Sinds juni 2022 versterkt dokter Muylle als staflid de dienst Pneumologie/Longziekten van het OLV Ziekenhuis. Zij is gespecialiseerd in respiratoire oncologie, mycobacteriële infecties en respiratoire infectiologie. Naast lid van het nationaal wetenschappelijk expertenteam voor TBC (via Belta TBnet) is ze consulent bij de Vlaamse Vereniging voor Respiratoire Gezondheidszorg en Tuberculosebestrijding en lid van het European TB Consilium Expert Panel.
Ziet u een invloed van internationale gebeurtenissen zoals oorlogen, economische problemen, klimaat op de Belgische TBC-cijfers?
Bij het begin van de oorlog in Oekraïne in februari 2022 en de hiermee op gang komende vluchtelingenstroom werd omwille van de hogere prevalentie en incidentiecijfers in Centraal- en Oost-Europa een belangrijke toename van het aantal casussen verwacht. Tot op heden werd er op basis van de geregistreerde gegevens van TBC patiënten gelukkig maar een beperkte impact gezien van deze oorlog. Maar de herkomst van nieuwe TBC-patiënten varieert inderdaad over de jaren heen in functie van de locatie van de conflictgebieden wereldwijd
In België lijkt TBC quasi verdwenen... Hoe wordt men dan als Belgische longarts een TBC-expert?
Dokter Muylle: Onze perceptie over tuberculose klopt niet altijd. Er worden ook in België immers nog elk jaar een duizendtal mensen met tuberculose gediagnosticeerd. Er zijn hier ook nog jaarlijks een veertigtal overlijdens van patiënten mét TBC – vaak gaat het om patiënten met comorbiditeiten waardoor de eigenlijk doodsoorzaak niet altijd aan één bepaalde aandoening kan worden toegeschreven. Voor ik bij OLV aan de slag ging, had ik al vijftien jaar op de teller staan op de dienst longziekten van het universitair medisch centrum (UMC) Sint-Pieter in Brussel. Daar kwam ik heel regelmatig in contact met TB-patiënten, die zowat 20% van mijn professionele activiteit uitmaakten.

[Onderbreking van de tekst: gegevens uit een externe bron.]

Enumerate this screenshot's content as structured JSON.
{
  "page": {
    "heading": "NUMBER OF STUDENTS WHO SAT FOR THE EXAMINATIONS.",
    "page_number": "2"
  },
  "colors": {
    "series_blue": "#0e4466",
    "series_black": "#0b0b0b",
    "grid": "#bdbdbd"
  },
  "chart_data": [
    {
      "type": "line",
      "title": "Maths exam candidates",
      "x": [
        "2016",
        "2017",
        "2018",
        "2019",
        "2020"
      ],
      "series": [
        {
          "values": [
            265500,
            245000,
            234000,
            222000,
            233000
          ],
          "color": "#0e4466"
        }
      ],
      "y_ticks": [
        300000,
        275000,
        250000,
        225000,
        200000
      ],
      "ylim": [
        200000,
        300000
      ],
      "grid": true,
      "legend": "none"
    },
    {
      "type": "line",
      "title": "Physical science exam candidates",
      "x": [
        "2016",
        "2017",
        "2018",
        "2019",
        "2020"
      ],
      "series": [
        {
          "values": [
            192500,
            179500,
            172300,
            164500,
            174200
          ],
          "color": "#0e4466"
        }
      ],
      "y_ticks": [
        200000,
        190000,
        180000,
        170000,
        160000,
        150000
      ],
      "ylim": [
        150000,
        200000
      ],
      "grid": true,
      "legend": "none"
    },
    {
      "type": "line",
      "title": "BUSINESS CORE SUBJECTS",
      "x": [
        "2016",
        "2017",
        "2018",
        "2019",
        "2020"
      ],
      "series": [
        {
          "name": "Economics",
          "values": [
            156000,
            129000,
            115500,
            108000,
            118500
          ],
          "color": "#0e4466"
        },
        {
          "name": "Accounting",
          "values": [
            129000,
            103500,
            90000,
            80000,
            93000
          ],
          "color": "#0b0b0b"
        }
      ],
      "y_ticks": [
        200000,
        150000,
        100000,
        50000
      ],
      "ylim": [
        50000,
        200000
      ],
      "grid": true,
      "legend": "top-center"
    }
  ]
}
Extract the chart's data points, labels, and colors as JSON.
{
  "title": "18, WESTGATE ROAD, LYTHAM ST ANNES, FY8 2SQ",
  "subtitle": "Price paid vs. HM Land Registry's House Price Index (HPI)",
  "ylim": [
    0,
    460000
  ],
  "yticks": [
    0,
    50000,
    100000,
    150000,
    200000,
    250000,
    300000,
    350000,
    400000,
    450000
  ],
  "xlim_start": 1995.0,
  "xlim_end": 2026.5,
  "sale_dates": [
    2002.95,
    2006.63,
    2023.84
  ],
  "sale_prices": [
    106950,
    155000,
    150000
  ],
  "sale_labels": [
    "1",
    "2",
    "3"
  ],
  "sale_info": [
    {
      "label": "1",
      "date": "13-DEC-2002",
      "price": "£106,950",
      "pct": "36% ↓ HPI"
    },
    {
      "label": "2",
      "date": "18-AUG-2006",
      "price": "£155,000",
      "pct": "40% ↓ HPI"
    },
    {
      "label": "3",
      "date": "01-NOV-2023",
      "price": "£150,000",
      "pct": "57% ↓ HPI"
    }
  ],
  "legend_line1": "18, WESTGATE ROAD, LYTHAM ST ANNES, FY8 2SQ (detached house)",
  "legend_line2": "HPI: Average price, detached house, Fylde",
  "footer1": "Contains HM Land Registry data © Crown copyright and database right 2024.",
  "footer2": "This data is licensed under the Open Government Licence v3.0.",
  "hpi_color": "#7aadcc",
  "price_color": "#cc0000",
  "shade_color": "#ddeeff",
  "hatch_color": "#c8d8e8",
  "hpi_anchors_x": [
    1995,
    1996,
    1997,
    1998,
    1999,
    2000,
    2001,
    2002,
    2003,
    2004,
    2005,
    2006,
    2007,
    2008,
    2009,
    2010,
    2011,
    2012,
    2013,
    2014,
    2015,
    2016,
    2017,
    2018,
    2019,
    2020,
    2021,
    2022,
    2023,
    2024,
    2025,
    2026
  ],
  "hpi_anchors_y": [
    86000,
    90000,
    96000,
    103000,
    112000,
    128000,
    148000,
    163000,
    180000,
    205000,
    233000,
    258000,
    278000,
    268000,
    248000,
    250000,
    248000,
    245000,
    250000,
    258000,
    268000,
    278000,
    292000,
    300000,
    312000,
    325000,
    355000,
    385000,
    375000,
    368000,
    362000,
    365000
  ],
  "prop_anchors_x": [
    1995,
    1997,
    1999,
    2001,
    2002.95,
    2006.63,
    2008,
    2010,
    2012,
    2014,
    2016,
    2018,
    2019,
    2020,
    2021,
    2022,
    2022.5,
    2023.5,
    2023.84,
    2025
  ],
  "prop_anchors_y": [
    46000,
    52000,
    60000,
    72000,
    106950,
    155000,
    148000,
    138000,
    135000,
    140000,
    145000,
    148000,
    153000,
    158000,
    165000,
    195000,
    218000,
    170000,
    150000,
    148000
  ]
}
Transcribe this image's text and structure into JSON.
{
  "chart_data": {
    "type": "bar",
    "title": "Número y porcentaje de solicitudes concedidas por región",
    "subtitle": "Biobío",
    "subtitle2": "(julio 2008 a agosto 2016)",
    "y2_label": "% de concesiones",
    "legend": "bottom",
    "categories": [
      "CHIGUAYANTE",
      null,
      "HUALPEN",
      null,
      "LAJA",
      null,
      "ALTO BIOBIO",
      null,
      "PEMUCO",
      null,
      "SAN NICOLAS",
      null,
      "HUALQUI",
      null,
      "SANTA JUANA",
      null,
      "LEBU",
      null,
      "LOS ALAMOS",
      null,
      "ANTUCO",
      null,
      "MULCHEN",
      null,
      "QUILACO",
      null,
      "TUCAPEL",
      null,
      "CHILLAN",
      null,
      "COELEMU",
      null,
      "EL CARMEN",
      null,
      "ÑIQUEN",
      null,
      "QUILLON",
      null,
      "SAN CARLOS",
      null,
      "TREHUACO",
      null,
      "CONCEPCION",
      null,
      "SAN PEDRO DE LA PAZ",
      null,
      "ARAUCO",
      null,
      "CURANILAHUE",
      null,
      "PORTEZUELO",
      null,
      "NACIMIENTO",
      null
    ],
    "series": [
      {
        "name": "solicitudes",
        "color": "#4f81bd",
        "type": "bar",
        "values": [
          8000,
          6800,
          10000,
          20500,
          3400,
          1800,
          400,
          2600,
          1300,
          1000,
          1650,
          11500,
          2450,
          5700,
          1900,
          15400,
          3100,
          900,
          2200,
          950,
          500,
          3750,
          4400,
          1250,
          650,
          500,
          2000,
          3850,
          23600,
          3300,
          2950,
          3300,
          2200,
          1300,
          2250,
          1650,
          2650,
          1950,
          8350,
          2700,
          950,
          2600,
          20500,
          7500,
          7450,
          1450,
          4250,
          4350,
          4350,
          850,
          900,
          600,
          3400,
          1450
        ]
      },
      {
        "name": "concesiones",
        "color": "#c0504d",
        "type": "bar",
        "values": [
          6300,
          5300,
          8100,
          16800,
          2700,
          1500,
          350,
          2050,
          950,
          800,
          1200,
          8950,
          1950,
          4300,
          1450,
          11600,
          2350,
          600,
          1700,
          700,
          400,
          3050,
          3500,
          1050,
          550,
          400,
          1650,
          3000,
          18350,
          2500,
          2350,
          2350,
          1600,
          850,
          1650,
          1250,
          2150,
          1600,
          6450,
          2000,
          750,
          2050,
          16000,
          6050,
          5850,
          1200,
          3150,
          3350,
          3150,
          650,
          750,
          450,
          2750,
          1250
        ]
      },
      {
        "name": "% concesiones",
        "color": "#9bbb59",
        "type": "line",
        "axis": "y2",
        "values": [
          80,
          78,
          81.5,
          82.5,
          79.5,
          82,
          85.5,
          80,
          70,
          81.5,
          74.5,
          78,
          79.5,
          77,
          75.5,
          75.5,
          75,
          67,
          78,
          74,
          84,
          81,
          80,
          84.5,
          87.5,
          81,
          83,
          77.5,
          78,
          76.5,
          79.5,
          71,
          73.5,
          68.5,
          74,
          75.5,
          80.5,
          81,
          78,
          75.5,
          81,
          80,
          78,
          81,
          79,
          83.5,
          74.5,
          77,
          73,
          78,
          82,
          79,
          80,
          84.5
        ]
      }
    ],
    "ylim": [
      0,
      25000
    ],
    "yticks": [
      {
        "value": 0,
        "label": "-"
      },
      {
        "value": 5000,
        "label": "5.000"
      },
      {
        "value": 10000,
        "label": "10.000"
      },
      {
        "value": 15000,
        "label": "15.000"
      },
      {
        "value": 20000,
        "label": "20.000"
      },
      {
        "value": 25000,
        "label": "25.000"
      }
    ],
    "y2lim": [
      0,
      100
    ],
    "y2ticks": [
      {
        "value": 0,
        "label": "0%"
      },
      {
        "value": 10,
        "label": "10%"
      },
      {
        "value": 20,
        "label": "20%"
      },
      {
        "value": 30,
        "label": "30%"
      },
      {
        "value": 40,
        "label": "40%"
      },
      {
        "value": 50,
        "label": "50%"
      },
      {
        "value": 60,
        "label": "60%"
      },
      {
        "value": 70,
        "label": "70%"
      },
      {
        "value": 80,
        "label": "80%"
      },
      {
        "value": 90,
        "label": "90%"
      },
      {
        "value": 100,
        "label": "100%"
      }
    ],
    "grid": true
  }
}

Blijkbaar is tuberculose in België voornamelijk een grootstedelijke fenomeen. Hoe verklaart u dat?
Dokter Muylle: Het kopt dat TB in België zich vooral manifesteert in grootsteden zoals Brussel, Antwerpen of Luik. Dat hangt wellicht samen met de vaststelling dat bijvoorbeeld het aantal daklozen in die steden groter is dan elders in het land. Hier zijn ook meer asielzoekers, die – zelfs als ze onderdak hebben – zich niet altijd in de meest gunstige leefomstandigheden bevinden. Vaak hebben die mensen ook al een lange migratiereis in penibele omstandigheden achter de rug. Leven met een grote groep mensen op een klein oppervlakte, slechte behuizing, minder goede voeding, roken, druggebruik,… Het zijn allemaal risicofactoren voor TB die vaker voorkomen in een grootstedelijke context.
Als u die risicofactoren zo opsomt, is het verbazend dat er niet meer TB-patiënten zijn…
Dokter Muylle: De eerder vermelde incidentiecijfers hebben betrekking op patiënten met actieve longtuberculoseziekte. Het aantal latente besmettingen - mensen met een tuberculose-infectie die niet ziek zijn – ligt vrij hoog. Men raamt dat 1 op 4 mensen latente TB hebben.
Vanwaar die grote verschillen tussen latente & actieve tuberculose?
Dokter Muylle: Aangezien mensen met latente TB niet ziek zijn en geen symptomen vertonen, is het logischerwijze moeilijker om de prevalentie exact te bepalen. Bij deze mensen kan men enkel door middel van een huidtest of bloedafname nagaan of ze effectief besmet zijn, maar er bestaat hiervoor geen veralgemeend screeningprogramma.